- Mon, 12/05/2011 - 04:00
- 27 Comments about A straight guy with a crush on a lesbian
Dear Queer Radical,
I’m a straight guy who has fallen for Gina, my lesbian friend. My heart is pounding. I can’t stop thinking about her. I want to ask her out. What do I do?
Straight and Stuck
I’d rather not assume you are a bore with a lesbian fetish. Or that you’re a self-proclaimed stud who likes conquering the unattainable. Or that you have a crush on your friend so that you can watch some live “girl-on-girl action.” But for a moment, I’m going to assume you’re that kind of low-quality guy.
If you are, in no uncertain terms, leave Gina alone. Go to therapy. People have enough trouble waking up in the morning and moving through the world with a shred of dignity. Gina doesn’t need an objectifying asshole, heterosexual, sexist man “to turn her to dick.”
Now that that’s covered, imagine a gay coworker asking you on a date. How would you respond? If you’re the kind of guy that would fly off the handle and beat him to a bloody pulp, don’t ask Gina out. If you would feel disgust well up in your stomach, don’t ask Gina out. If you would be secretly annoyed that anyone would dare question your sexuality, don’t ask Gina out.
For a moment let’s assume that you are an evolved human—that you have thought through your own sexuality—that you are a decent guy. Congrats. You’re off my shit list.
You have probably realized that your sexuality, while hetero, is not all that stable. Perhaps you dreamed about fucking your best guy friend in high school, or you once got a woody at the gym looking at the buff boxer showering, or you spend an inordinate amount of time ogling cock in straight porn.

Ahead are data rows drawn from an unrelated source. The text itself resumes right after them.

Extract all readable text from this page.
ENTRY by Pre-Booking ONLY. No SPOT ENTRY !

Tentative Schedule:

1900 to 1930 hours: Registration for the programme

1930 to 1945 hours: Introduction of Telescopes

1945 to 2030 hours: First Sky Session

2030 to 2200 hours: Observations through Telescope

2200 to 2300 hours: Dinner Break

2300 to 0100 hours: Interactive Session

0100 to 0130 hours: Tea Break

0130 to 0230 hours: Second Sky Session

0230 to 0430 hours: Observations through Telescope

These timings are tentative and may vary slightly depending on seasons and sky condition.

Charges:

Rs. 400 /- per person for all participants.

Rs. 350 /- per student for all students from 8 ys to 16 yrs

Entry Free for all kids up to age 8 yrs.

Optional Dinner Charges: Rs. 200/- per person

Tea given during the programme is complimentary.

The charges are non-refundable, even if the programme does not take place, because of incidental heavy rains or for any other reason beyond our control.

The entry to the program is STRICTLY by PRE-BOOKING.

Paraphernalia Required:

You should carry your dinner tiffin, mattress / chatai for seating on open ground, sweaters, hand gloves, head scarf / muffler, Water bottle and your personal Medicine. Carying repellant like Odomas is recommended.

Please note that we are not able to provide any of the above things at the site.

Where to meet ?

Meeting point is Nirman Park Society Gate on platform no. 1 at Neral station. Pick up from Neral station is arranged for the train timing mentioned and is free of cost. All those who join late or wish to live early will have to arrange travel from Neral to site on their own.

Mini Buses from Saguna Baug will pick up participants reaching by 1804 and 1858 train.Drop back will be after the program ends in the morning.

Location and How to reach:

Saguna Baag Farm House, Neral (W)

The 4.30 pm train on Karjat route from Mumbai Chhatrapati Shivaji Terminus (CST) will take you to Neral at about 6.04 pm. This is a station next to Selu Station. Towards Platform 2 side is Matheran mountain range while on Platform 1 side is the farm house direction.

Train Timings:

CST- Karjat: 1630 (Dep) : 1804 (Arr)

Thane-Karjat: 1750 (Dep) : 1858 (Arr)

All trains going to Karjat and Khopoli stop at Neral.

If you can understand maintaining your heterosexuality while giving a guy a hand-job, you might have what it takes to ask this woman out.
She’ll probably reject you. And before you ask her out, you had better be prepared for that. After she dumps you on the spot, deal with it.
And if you do get what you want, I hope you’re open minded and ready for a queer relationship. Perhaps she doesn’t like hetero-penetration. It’s hand-jobs for you bucko. Or maybe she’ll want to fuck you in the ass since you lack a cunt. Are you ready for that?
Perhaps it will be poly. Perhaps she will want to continue to see women. Most likely this will not be the threesome you’re imagining—rather—you will be home alone pitying yourself drowning a bowl of tater tots and wondering if she’s given up on you while her best friend fists her. That is—until you grow up and learn to function in poly relationships—and find a way to please yourself.
If you’re not a jerk, if you don’t believe sexuality is static, don’t be afraid to let her know how you feel—once, gently and with no expectations that anything will come from it.